Das Wetter heute
Heute ziehen vor allem im Nordwesten häufiger Schauer und Gewitter durch, die sich im weiteren Tagesverlauf auf die Osthälfte ausweiten und dabei allmählich schwächer werden. In der Mitte fällt vorübergehend schauerartiger, teils gewittriger Regen, der am Nachmittag abklingt. Im Süden bleibt es zunächst noch oft sonnig, doch am späten Nachmittag und abends entstehen in der südlichen Mitte kräftige Gewitter, bei denen auch Unwetter nicht ausgeschlossen sind. Die Höchstwerte liegen zwischen 20 und 28 Grad, im Südwesten sind bis zu 32 Grad möglich. Der Südwest- bis Westwind weht mäßig und lebt gelegentlich stark böig auf.
In der Nacht klingt die Schauertätigkeit im Norden und in der Mitte rasch ab, sodass es dort meist trocken bleibt. Erst gegen Morgen greifen im Umfeld der Nordsee neue Schauer über. Über die südliche Mitte zieht teils kräftiger Regen ostwärts, der später von Westen her nachlässt. Weiter südlich treten einzelne, anfangs auch kräftige Gewitter auf.

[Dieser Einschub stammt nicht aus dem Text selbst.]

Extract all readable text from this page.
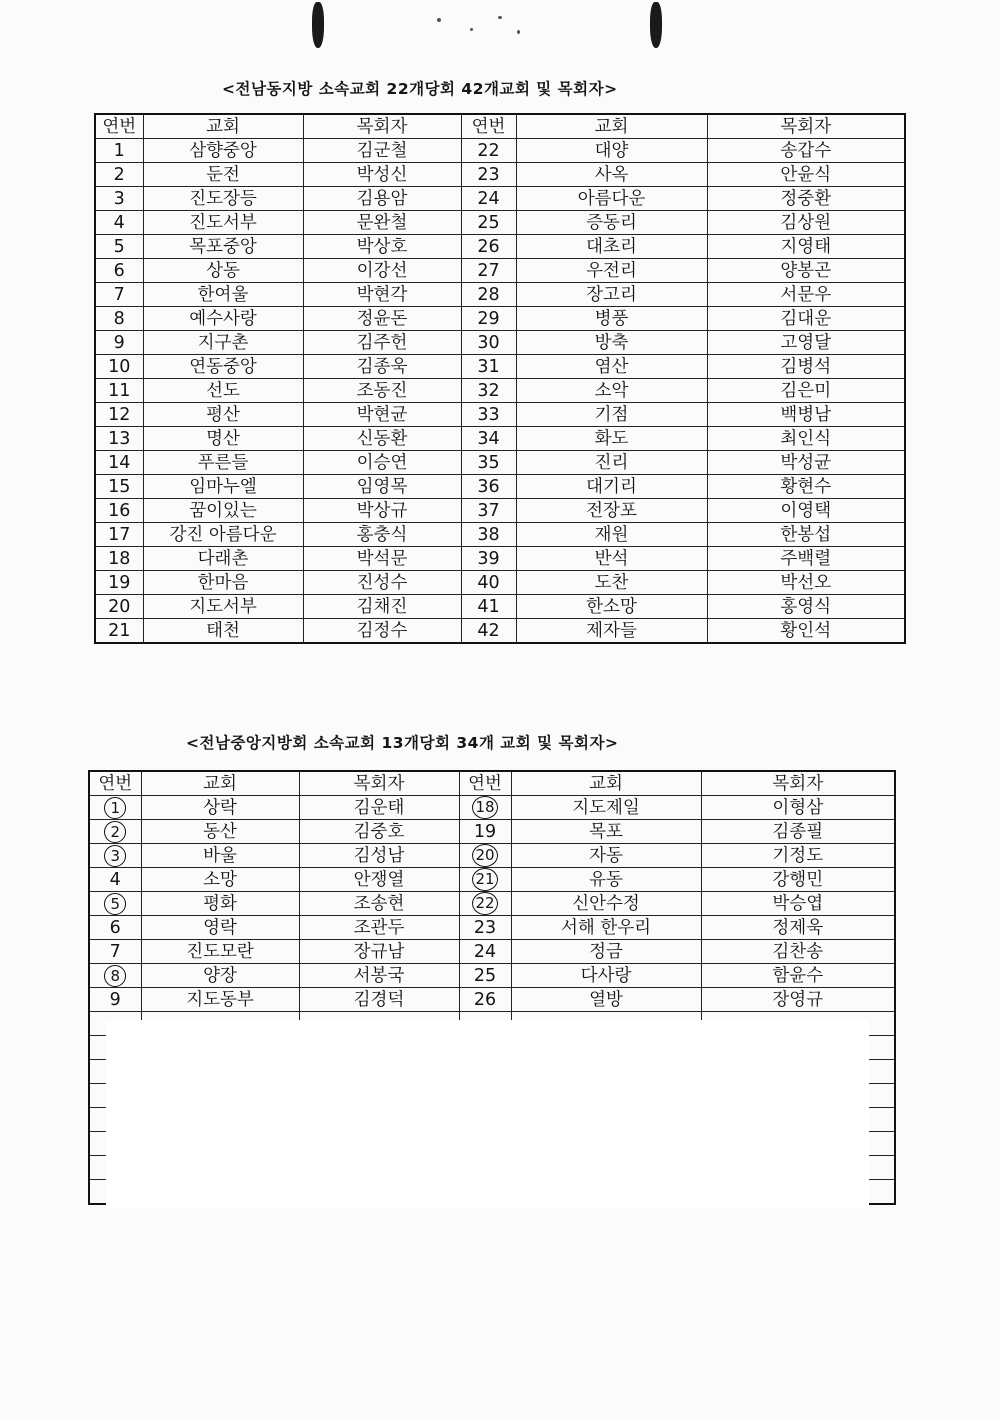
<전남동지방 소속교회 22개당회 42개교회 및 목회자>
연번	교회	목회자	연번	교회	목회자
1	삼향중앙	김군철	22	대양	송갑수
2	둔전	박성신	23	사옥	안윤식
3	진도장등	김용암	24	아름다운	정중환
4	진도서부	문완철	25	증동리	김상원
5	목포중앙	박상호	26	대초리	지영태
6	상동	이강선	27	우전리	양봉곤
7	한여울	박현각	28	장고리	서문우
8	예수사랑	정윤돈	29	병풍	김대운
9	지구촌	김주헌	30	방축	고영달
10	연동중앙	김종욱	31	염산	김병석
11	선도	조동진	32	소악	김은미
12	평산	박현균	33	기점	백병남
13	명산	신동환	34	화도	최인식
14	푸른들	이승연	35	진리	박성균
15	임마누엘	임영목	36	대기리	황현수
16	꿈이있는	박상규	37	전장포	이영택
17	강진 아름다운	홍충식	38	재원	한봉섭
18	다래촌	박석문	39	반석	주백렬
19	한마음	진성수	40	도찬	박선오
20	지도서부	김채진	41	한소망	홍영식
21	태천	김정수	42	제자들	황인석
<전남중앙지방회 소속교회 13개당회 34개 교회 및 목회자>
연번	교회	목회자	연번	교회	목회자
1	상락	김운태	18	지도제일	이형삼
2	동산	김중호	19	목포	김종필
3	바울	김성남	20	자동	기정도
4	소망	안쟁열	21	유동	강행민
5	평화	조송현	22	신안수정	박승엽
6	영락	조관두	23	서해 한우리	정제욱
7	진도모란	장규남	24	정금	김찬송
8	양장	서봉국	25	다사랑	함윤수
9	지도동부	김경덕	26	열방	장영규
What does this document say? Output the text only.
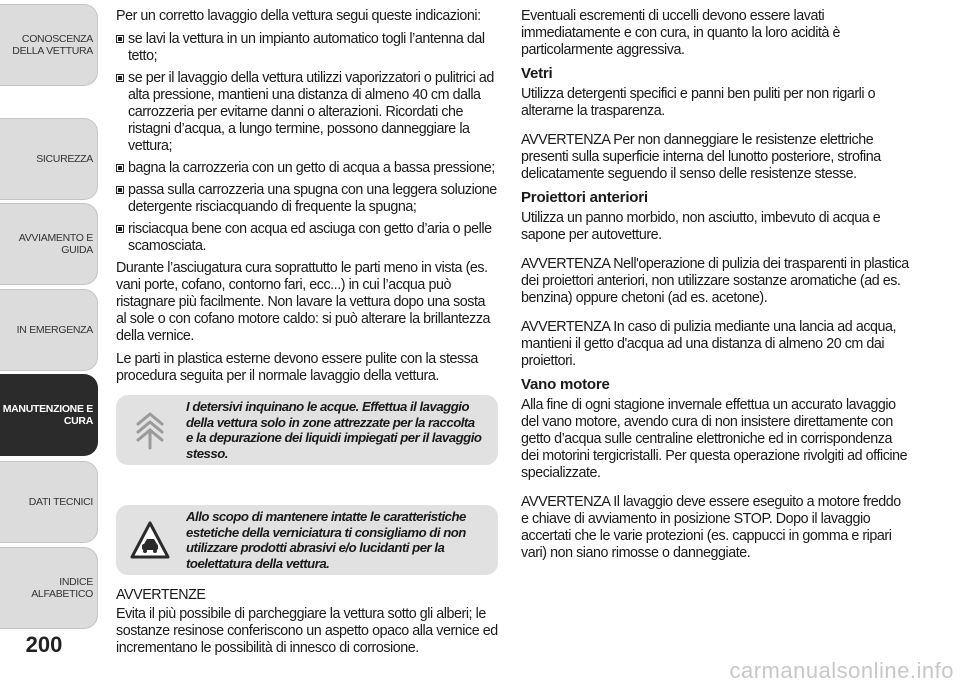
CONOSCENZA
DELLA VETTURA
SICUREZZA
AVVIAMENTO E
GUIDA
IN EMERGENZA
MANUTENZIONE E
CURA
DATI TECNICI
INDICE ALFABETICO
200

Per un corretto lavaggio della vettura segui queste indicazioni:

se lavi la vettura in un impianto automatico togli l’antenna dal tetto;
se per il lavaggio della vettura utilizzi vaporizzatori o pulitrici ad alta pressione, mantieni una distanza di almeno 40 cm dalla carrozzeria per evitarne danni o alterazioni. Ricordati che ristagni d’acqua, a lungo termine, possono danneggiare la vettura;
bagna la carrozzeria con un getto di acqua a bassa pressione;
passa sulla carrozzeria una spugna con una leggera soluzione detergente risciacquando di frequente la spugna;
risciacqua bene con acqua ed asciuga con getto d’aria o pelle scamosciata.

Durante l’asciugatura cura soprattutto le parti meno in vista (es. vani porte, cofano, contorno fari, ecc...) in cui l’acqua può ristagnare più facilmente. Non lavare la vettura dopo una sosta al sole o con cofano motore caldo: si può alterare la brillantezza della vernice.

Le parti in plastica esterne devono essere pulite con la stessa procedura seguita per il normale lavaggio della vettura.

I detersivi inquinano le acque. Effettua il lavaggio della vettura solo in zone attrezzate per la raccolta e la depurazione dei liquidi impiegati per il lavaggio stesso.
Allo scopo di mantenere intatte le caratteristiche estetiche della verniciatura ti consigliamo di non utilizzare prodotti abrasivi e/o lucidanti per la toelettatura della vettura.

AVVERTENZE

Evita il più possibile di parcheggiare la vettura sotto gli alberi; le sostanze resinose conferiscono un aspetto opaco alla vernice ed incrementano le possibilità di innesco di corrosione.

Eventuali escrementi di uccelli devono essere lavati immediatamente e con cura, in quanto la loro acidità è particolarmente aggressiva.

Vetri

Utilizza detergenti specifici e panni ben puliti per non rigarli o alterarne la trasparenza.

AVVERTENZA Per non danneggiare le resistenze elettriche presenti sulla superficie interna del lunotto posteriore, strofina delicatamente seguendo il senso delle resistenze stesse.

Proiettori anteriori

Utilizza un panno morbido, non asciutto, imbevuto di acqua e sapone per autovetture.

AVVERTENZA Nell'operazione di pulizia dei trasparenti in plastica dei proiettori anteriori, non utilizzare sostanze aromatiche (ad es. benzina) oppure chetoni (ad es. acetone).

AVVERTENZA In caso di pulizia mediante una lancia ad acqua, mantieni il getto d'acqua ad una distanza di almeno 20 cm dai proiettori.

Vano motore

Alla fine di ogni stagione invernale effettua un accurato lavaggio del vano motore, avendo cura di non insistere direttamente con getto d’acqua sulle centraline elettroniche ed in corrispondenza dei motorini tergicristalli. Per questa operazione rivolgiti ad officine specializzate.

AVVERTENZA Il lavaggio deve essere eseguito a motore freddo e chiave di avviamento in posizione STOP. Dopo il lavaggio accertati che le varie protezioni (es. cappucci in gomma e ripari vari) non siano rimosse o danneggiate.

carmanualsonline.info
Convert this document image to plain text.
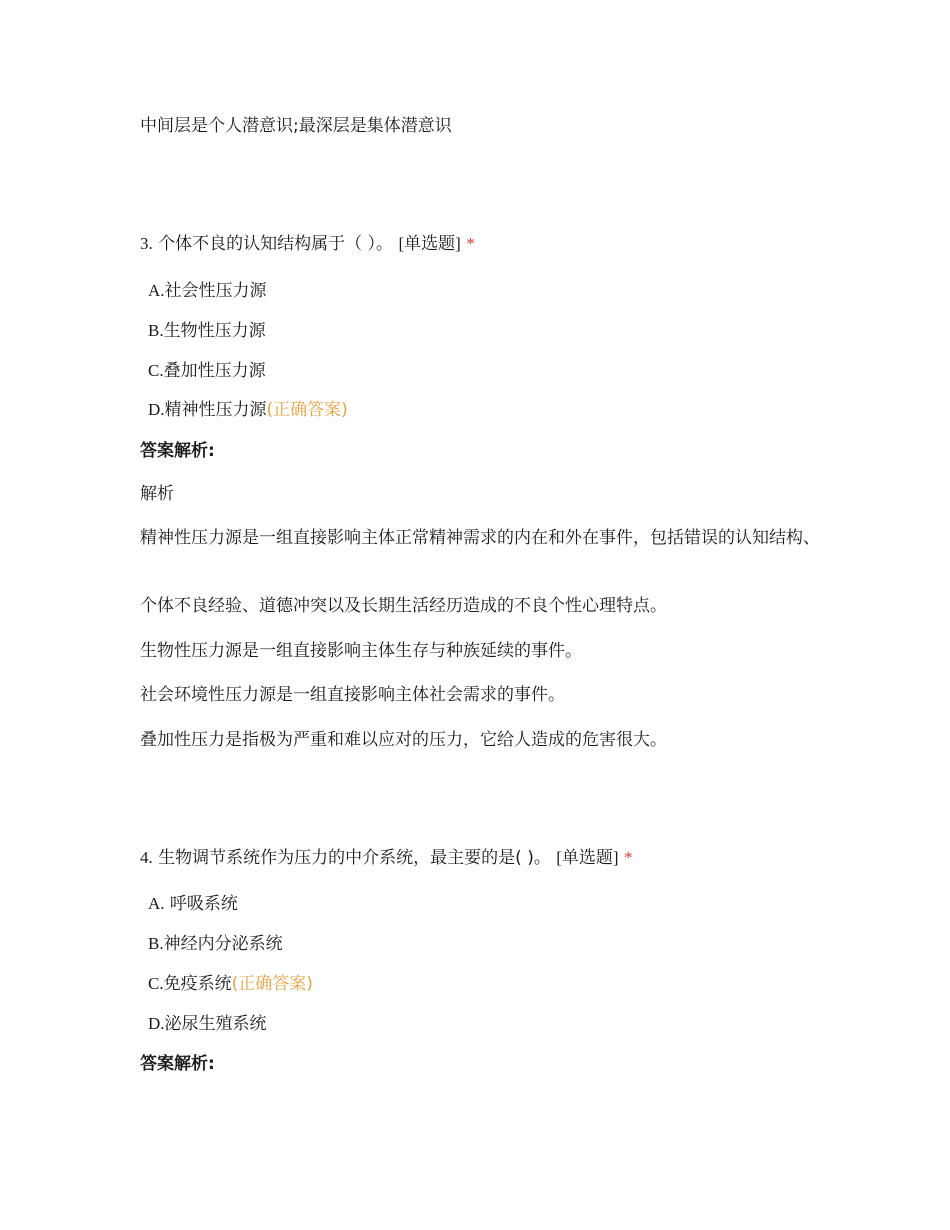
中间层是个人潜意识;最深层是集体潜意识

3. 个体不良的认知结构属于（ ）。 [单选题] *

A.社会性压力源

B.生物性压力源

C.叠加性压力源

D.精神性压力源(正确答案)

答案解析:

解析

精神性压力源是一组直接影响主体正常精神需求的内在和外在事件，包括错误的认知结构、

个体不良经验、道德冲突以及长期生活经历造成的不良个性心理特点。

生物性压力源是一组直接影响主体生存与种族延续的事件。

社会环境性压力源是一组直接影响主体社会需求的事件。

叠加性压力是指极为严重和难以应对的压力，它给人造成的危害很大。

4. 生物调节系统作为压力的中介系统，最主要的是( )。 [单选题] *

A. 呼吸系统

B.神经内分泌系统

C.免疫系统(正确答案)

D.泌尿生殖系统

答案解析:
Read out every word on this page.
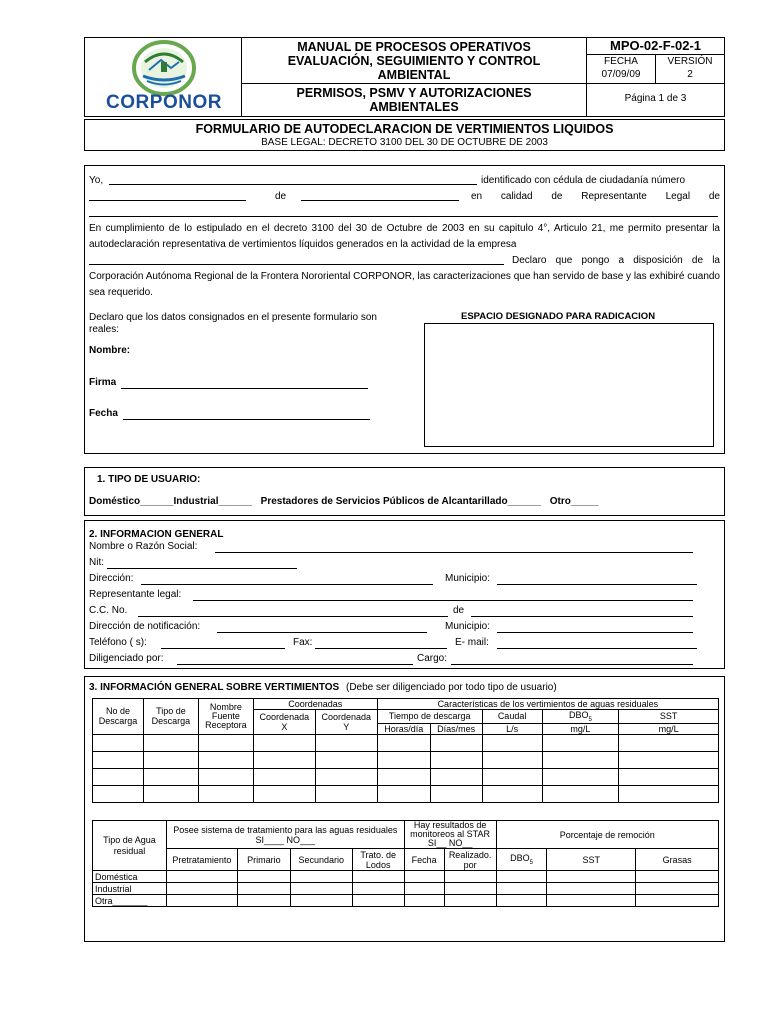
CORPONOR
MANUAL DE PROCESOS OPERATIVOS
EVALUACIÓN, SEGUIMIENTO Y CONTROL
AMBIENTAL
PERMISOS, PSMV Y AUTORIZACIONES
AMBIENTALES
MPO-02-F-02-1
FECHA
07/09/09
VERSIÓN
2
Página 1 de 3
FORMULARIO DE AUTODECLARACION DE VERTIMIENTOS LIQUIDOS
BASE LEGAL: DECRETO 3100 DEL 30 DE OCTUBRE DE 2003
Yo,	identificado con cédula de ciudadanía número
de	en calidad de Representante Legal de
En cumplimiento de lo estipulado en el decreto 3100 del 30 de Octubre de 2003 en su capitulo 4°, Articulo 21, me permito presentar la autodeclaración representativa de vertimientos líquidos generados en la actividad de la empresa
Declaro que pongo a disposición de la
Corporación Autónoma Regional de la Frontera Nororiental CORPONOR, las caracterizaciones que han servido de base y las exhibiré cuando sea requerido.
Declaro que los datos consignados en el presente formulario son reales:
ESPACIO DESIGNADO PARA RADICACION
Nombre:
Firma
Fecha
1. TIPO DE USUARIO:
Doméstico______Industrial______ Prestadores de Servicios Públicos de Alcantarillado______ Otro_____
2. INFORMACION GENERAL
Nombre o Razón Social:
Nit:
Dirección:	Municipio:
Representante legal:
C.C. No.	de
Dirección de notificación:	Municipio:
Teléfono ( s):	Fax:	E- mail:
Diligenciado por:	Cargo:
3. INFORMACIÓN GENERAL SOBRE VERTIMIENTOS (Debe ser diligenciado por todo tipo de usuario)
No de Descarga	Tipo de Descarga	Nombre Fuente Receptora	Coordenadas		Características de los vertimientos de aguas residuales				
			Coordenada X	Coordenada Y	Tiempo de descarga		Caudal	$DBO_5$	SST
					Horas/día	Días/mes	L/s	mg/L	mg/L

Tipo de Agua residual	Posee sistema de tratamiento para las aguas residuales SI____ NO___				Hay resultados de monitoreos al STAR SI__ NO__		Porcentaje de remoción		
	Pretratamiento	Primario	Secundario	Trato. de Lodos	Fecha	Realizado. por	$DBO_5$	SST	Grasas
Doméstica									
Industrial									
Otra_______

Die Tiefstwerte sinken auf 17 bis 10 Grad.
Die Wetteraussichten
Am Donnerstag fallen bevorzugt im Süden weitere schauerartige, teils gewittrige Regenfälle, die örtlich Starkregen bringen können. An den Alpen hält der Regen zeitweise länger an. Im Nordwesten gehen Schauer nieder, an der Nordsee sind auch einzelne Gewitter dabei. Sonst wechselt Sonne mit Wolken und nur selten fällt ein Schauer. Die Luft erwärmt sich auf 20 bis 28 Grad, dazu weht schwacher bis mäßiger Südwestwind.
Am Freitag stellen sich im Süden und Südosten gebietsweise schauerartige und länger anhaltende Regenfälle ein, die von den Alpen bis nach Niederbayern teils kräftig und gewittrig durchsetzt sind. Sonst ist es wechselnd bewölkt, von der Mitte bis in die Osthälfte zeigt sich auch längere Zeit die Sonne und nur einzelne Schauer sind unterwegs, diese vor allem im Nordwesten. Dort kann es auch kurze Gewitter geben. An den Küsten werden bis 20 Grad erreicht, sonst 22 bis 27 Grad bei schwachem bis mäßigem Wind aus Südwest bis West.
Am Samstag fallen im Nordwesten und in der Mitte bei wechselnder Bewölkung einzelne Schauer, vereinzelt blitzt und donnert es, von Norden her klingen die Schauer später ab. Im Süden mischen sich Sonne und Wolken, im Tagesverlauf bilden sich am ehesten an den Alpen und im Vorland einzelne, teils kräftige Gewitter. Im Norden und in der Mitte werden 19 bis 23 Grad erreicht, im Süden 22 bis 26 Grad. An den Küsten frischt der Wind aus westlichen Richtungen in Böen auf, sonst bleibt er meist schwach bis mäßig.
Am Sonntag zeigt sich der Himmel wolkig mit zeitweiligen Aufheiterungen, im Norden fällt kaum Regen. Von der Mitte bis in den Süden regnet es gelegentlich, am Nachmittag entwickeln sich zudem lokale Gewitter. Im Norden liegen die Höchstwerte bei 19 bis 23 Grad, sonst zwischen 22 und 26 Grad, dazu weht ein schwacher bis mäßiger Wind aus Nordwest bis Nord.
Am Montag breiten sich von der Südhälfte auf die Mitte teils kräftige, gewittrig durchsetzte Regenfälle aus. Im Norden und Osten bleibt es dagegen oft sonnig oder locker bewölkt und trocken. An den Küsten werden um 20 Grad erreicht, sonst 22 bis 26 Grad bei schwachem bis mäßigem Wind aus meist nördlichen Richtungen.
Am Dienstag halten sich im Südosten noch dichte Wolken mit langsam nachlassenden Regenfällen. Sonst wechseln sich Sonne und Wolken ab und es bleibt meist trocken. Am Nachmittag stehen Temperaturen zwischen 20 und 25 Grad auf dem Programm, der Nordwestwind weht schwach bis mäßig.